Choosing TKMS also means choosing to join an existing alliance rather than build a new one, since the Type 212CD is a joint German-Norwegian program already in production, and Canada’s participation would extend that partnership into a three-nation fleet built around shared parts, shared training pipelines, and interoperable crews. Defence Minister David McGuinty framed the decision around the operational gap it closes for the navy itself.
“Today’s decision will provide the Royal Canadian Navy a critical capability, ensuring we can defend and secure Canada’s vast coastline,” McGuinty said. “From coast to coast to coast, this historic investment in the Canadian Armed Forces will bring strong economic benefits and jobs across the country.”

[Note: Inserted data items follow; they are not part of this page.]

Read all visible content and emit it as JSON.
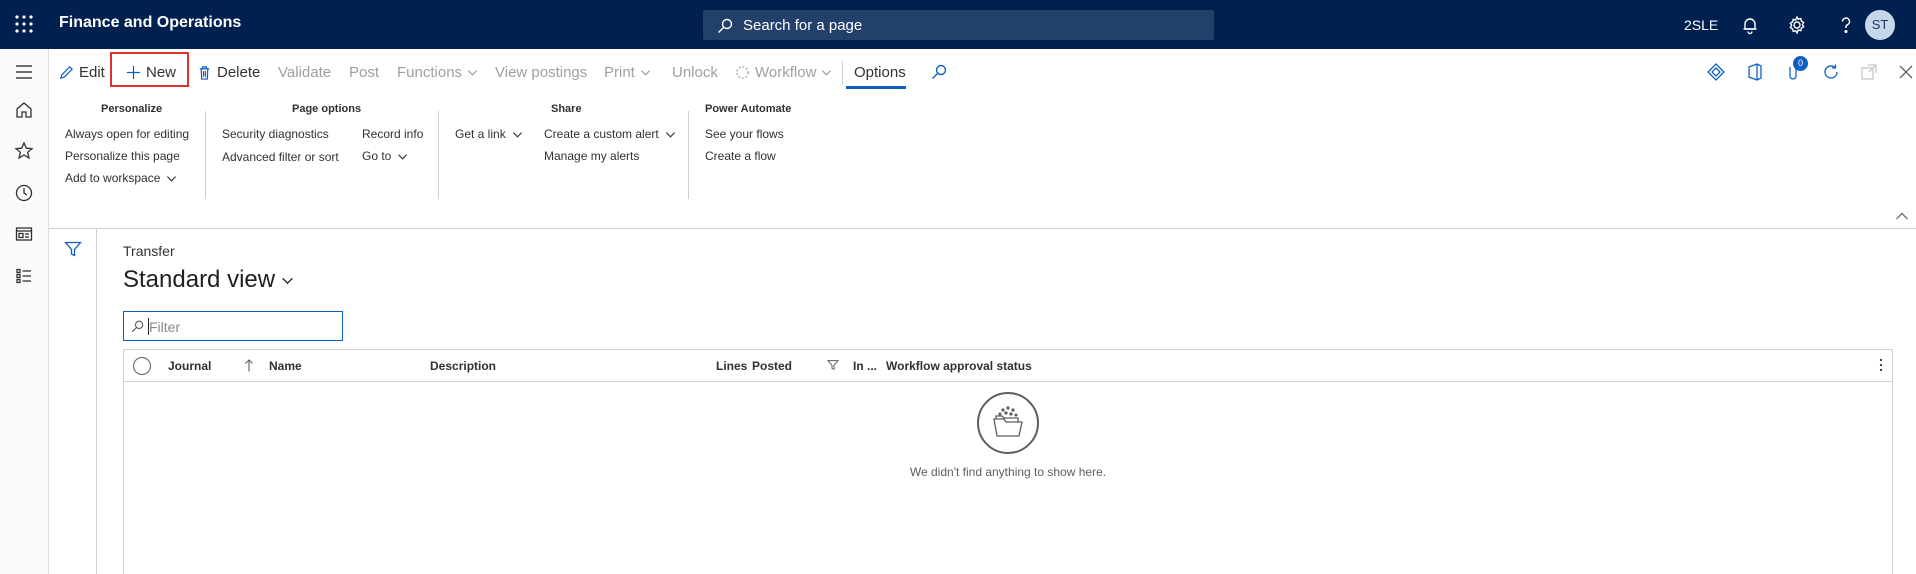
{
  "app": {
    "title": "Finance and Operations",
    "search_placeholder": "Search for a page",
    "company": "2SLE",
    "user_initials": "ST"
  },
  "actions": {
    "edit": "Edit",
    "new": "New",
    "delete": "Delete",
    "validate": "Validate",
    "post": "Post",
    "functions": "Functions",
    "view_postings": "View postings",
    "print": "Print",
    "unlock": "Unlock",
    "workflow": "Workflow",
    "options": "Options",
    "notification_count": "0"
  },
  "groups": {
    "personalize": {
      "title": "Personalize",
      "items": [
        "Always open for editing",
        "Personalize this page",
        "Add to workspace"
      ]
    },
    "page_options": {
      "title": "Page options",
      "items": [
        "Security diagnostics",
        "Advanced filter or sort",
        "Record info",
        "Go to"
      ]
    },
    "share": {
      "title": "Share",
      "items": [
        "Get a link",
        "Create a custom alert",
        "Manage my alerts"
      ]
    },
    "power_automate": {
      "title": "Power Automate",
      "items": [
        "See your flows",
        "Create a flow"
      ]
    }
  },
  "page": {
    "breadcrumb": "Transfer",
    "view_name": "Standard view",
    "filter_placeholder": "Filter"
  },
  "grid": {
    "columns": [
      "Journal",
      "Name",
      "Description",
      "Lines",
      "Posted",
      "In ...",
      "Workflow approval status"
    ],
    "empty_message": "We didn't find anything to show here."
  },
  "colors": {
    "topbar": "#002050",
    "accent": "#0f5fc2",
    "highlight": "#e03131"
  }
}
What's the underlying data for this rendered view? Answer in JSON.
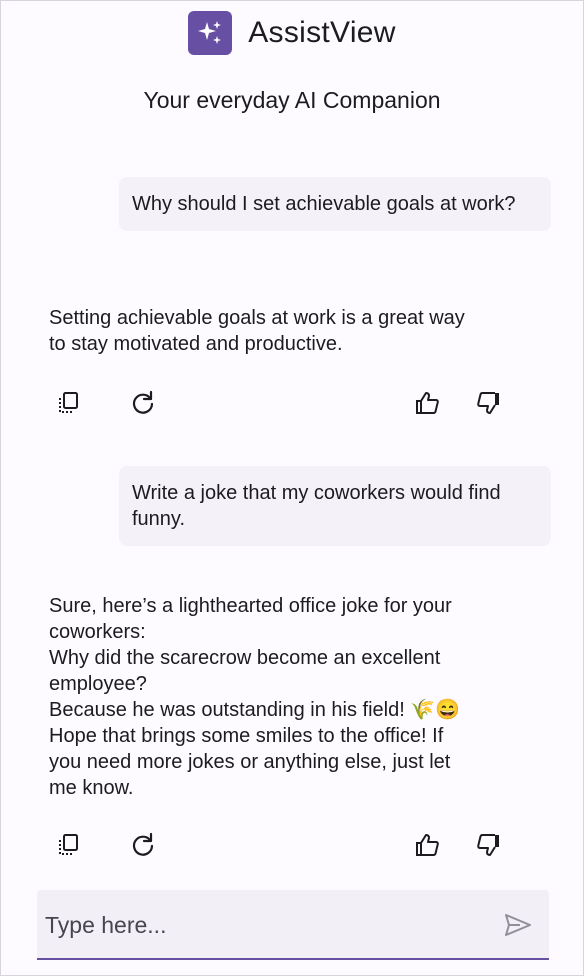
{
  "app": {
    "title": "AssistView",
    "subtitle": "Your everyday AI Companion"
  },
  "messages": [
    {
      "role": "user",
      "text": "Why should I set achievable goals at work?"
    },
    {
      "role": "assistant",
      "lines": [
        "Setting achievable goals at work is a great way",
        "to stay motivated and productive."
      ]
    },
    {
      "role": "user",
      "text": "Write a joke that my coworkers would find funny."
    },
    {
      "role": "assistant",
      "lines": [
        "Sure, here’s a lighthearted office joke for your",
        "coworkers:",
        "Why did the scarecrow become an excellent",
        "employee?",
        "Because he was outstanding in his field! 🌾😄",
        "Hope that brings some smiles to the office! If",
        "you need more jokes or anything else, just let",
        "me know."
      ]
    }
  ],
  "actions": [
    "copy-icon",
    "refresh-icon",
    "thumbs-up-icon",
    "thumbs-down-icon"
  ],
  "input": {
    "placeholder": "Type here...",
    "value": ""
  },
  "colors": {
    "accent": "#6750a4",
    "bubble": "#f4f1f9",
    "input_bg": "#f3eff7"
  }
}
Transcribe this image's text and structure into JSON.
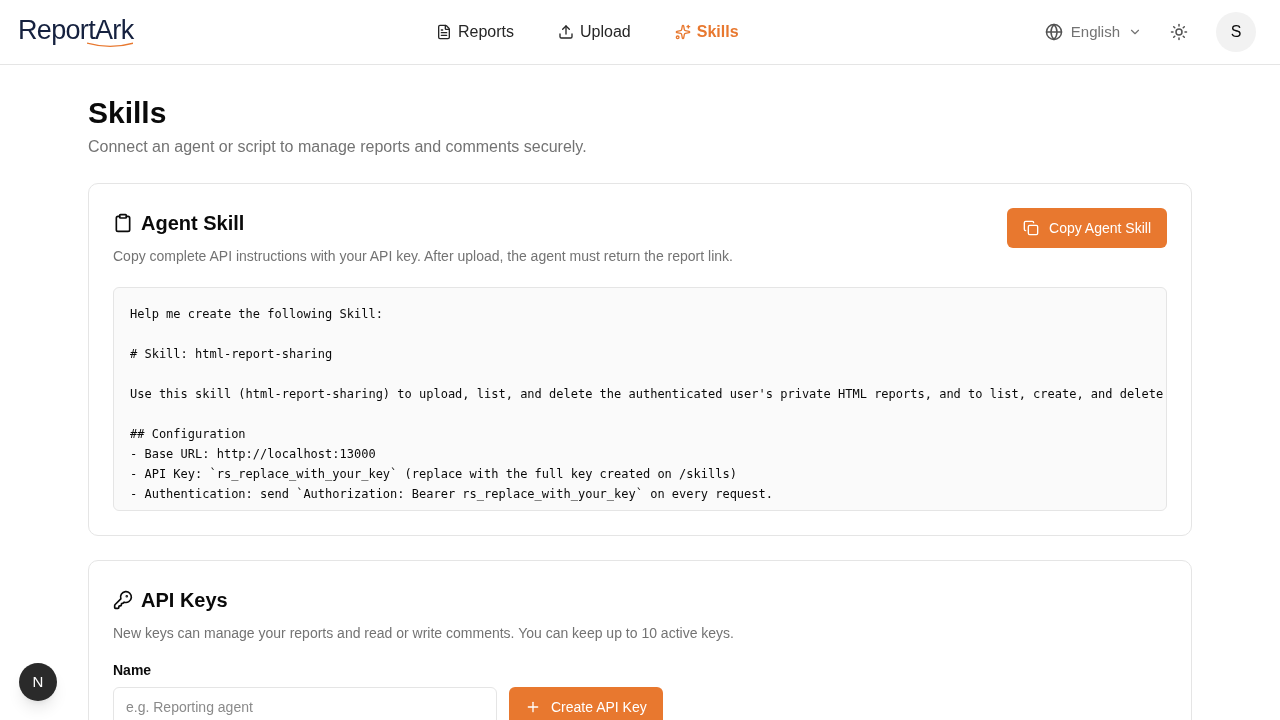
{
  "header": {
    "logo": "ReportArk",
    "nav": [
      {
        "label": "Reports",
        "selected": false
      },
      {
        "label": "Upload",
        "selected": false
      },
      {
        "label": "Skills",
        "selected": true
      }
    ],
    "language": "English",
    "avatar": "S"
  },
  "page": {
    "title": "Skills",
    "subtitle": "Connect an agent or script to manage reports and comments securely."
  },
  "agent_skill": {
    "title": "Agent Skill",
    "description": "Copy complete API instructions with your API key. After upload, the agent must return the report link.",
    "copy_button": "Copy Agent Skill",
    "code_blocks": [
      [
        "Help me create the following Skill:"
      ],
      [
        "# Skill: html-report-sharing"
      ],
      [
        "Use this skill (html-report-sharing) to upload, list, and delete the authenticated user's private HTML reports, and to list, create, and delete"
      ],
      [
        "## Configuration",
        "- Base URL: http://localhost:13000",
        "- API Key: `rs_replace_with_your_key` (replace with the full key created on /skills)",
        "- Authentication: send `Authorization: Bearer rs_replace_with_your_key` on every request."
      ]
    ]
  },
  "api_keys": {
    "title": "API Keys",
    "description": "New keys can manage your reports and read or write comments. You can keep up to 10 active keys.",
    "name_label": "Name",
    "name_placeholder": "e.g. Reporting agent",
    "create_button": "Create API Key"
  },
  "dev_badge": "N"
}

Industry Minister Mélanie Joly, meanwhile, emphasized the economic side of the deal, which Ottawa has structured to require substantial domestic industrial participation under what the government calls its Industrial and Technological Benefits Policy.
“This historic submarine procurement represents more than an investment in Canada’s security, it is an investment in Canadians,” Joly said. “By leveraging the Industrial and Technological Benefits Policy, we are creating good-paying jobs, strengthening domestic supply chains, supporting Canadian businesses and innovators, and delivering long-term economic benefits across the country.”

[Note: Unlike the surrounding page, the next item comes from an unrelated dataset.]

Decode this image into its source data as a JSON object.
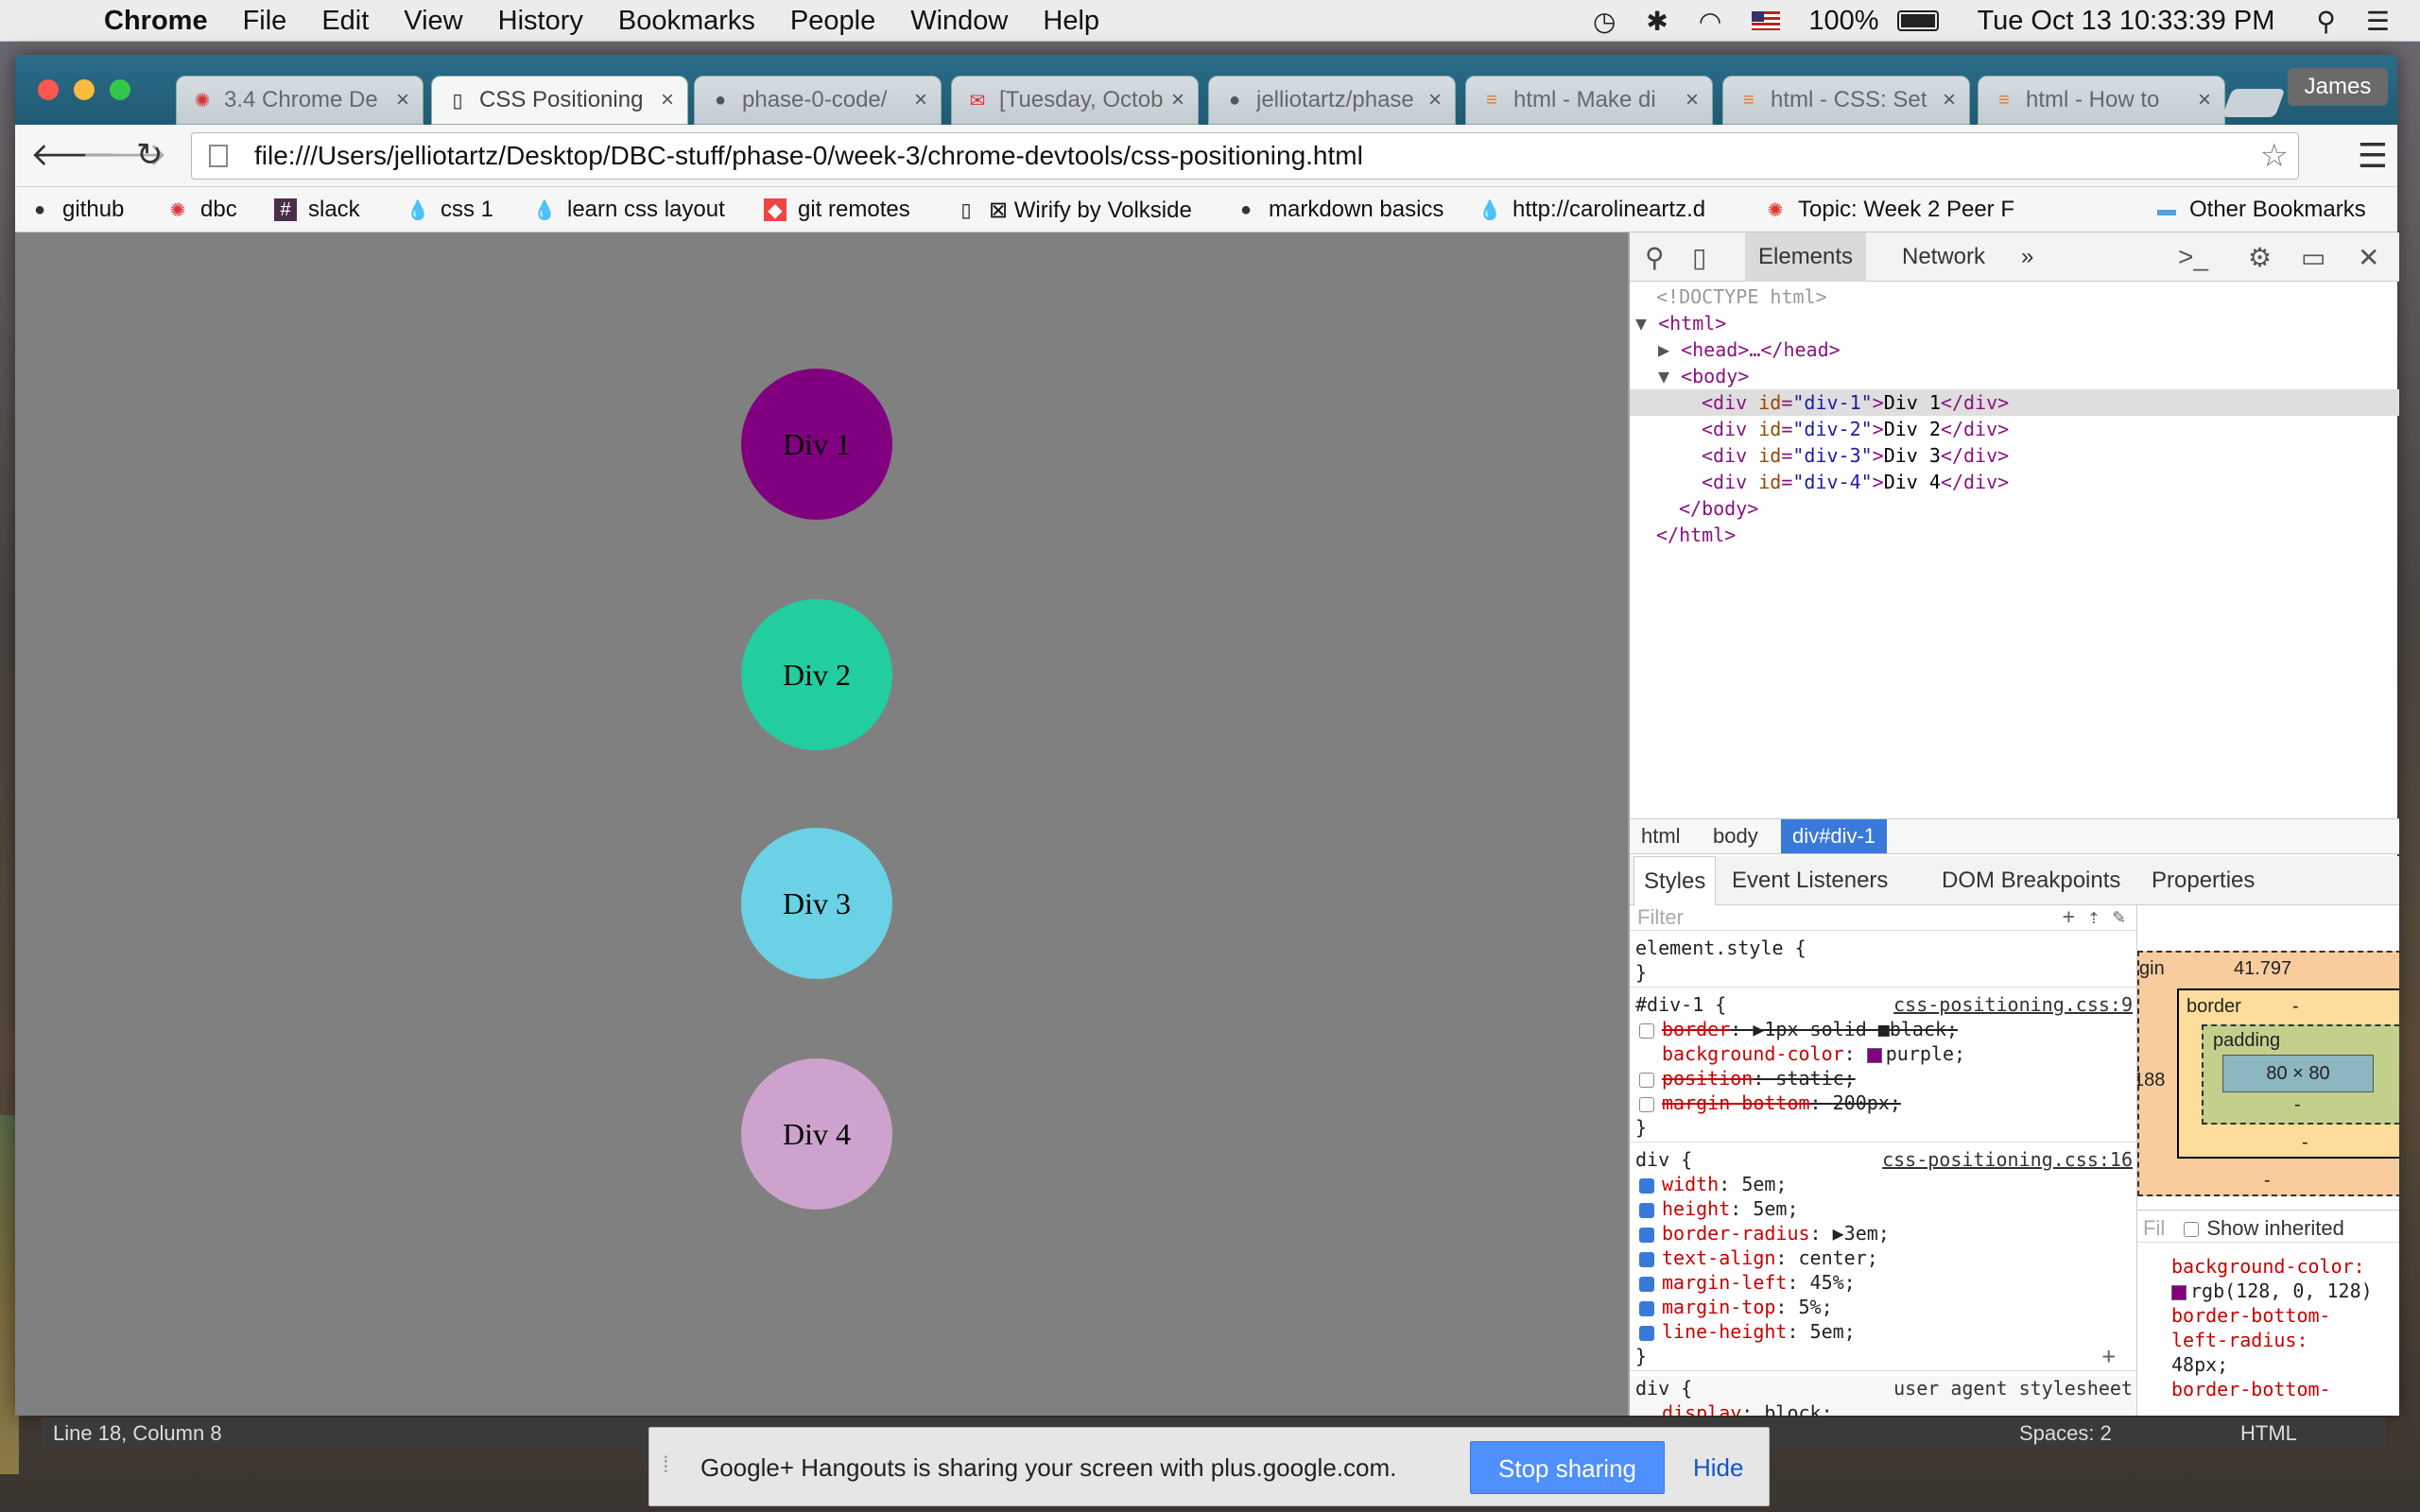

Secretary of State for Defence Procurement Stephen Fuhr, whose office ran the actual evaluation process, pointed to the speed of the competition itself as evidence that Canada’s often-criticized procurement system is capable of moving faster than its reputation suggests.
“Today’s announcement demonstrates that Canada can move at the speed of relevance,” Fuhr said. “Completing a competitive process of this scale in roughly eight months, while maintaining a rigorous and fair evaluation, is an important milestone in modernising defence procurement. It reflects an understanding that national security and economic security go hand in hand. Finally, this process identified two highly credible solutions. By naming both a preferred supplier and a reserve supplier, we’ve strengthened the resilience of this program and positioned Canada to deliver this critical capability faster and with greater confidence.”
The submarine decision lands alongside a broader shift in how Canada is approaching defense spending generally, with Ottawa announcing it has reached 2 percent of GDP in defense spending for the first time since the Cold War ended, a threshold NATO has pressed all its members to meet for years. Whether the TKMS negotiations hold together over the next 18 months, and whether Ottawa ultimately commits to the full run of 12 submarines it says it wants, will say a great deal about whether Monday’s announcement in Halifax marks a genuine turning point in Canadian defense policy or simply the latest chapter in a procurement saga that has already spanned most of a decade.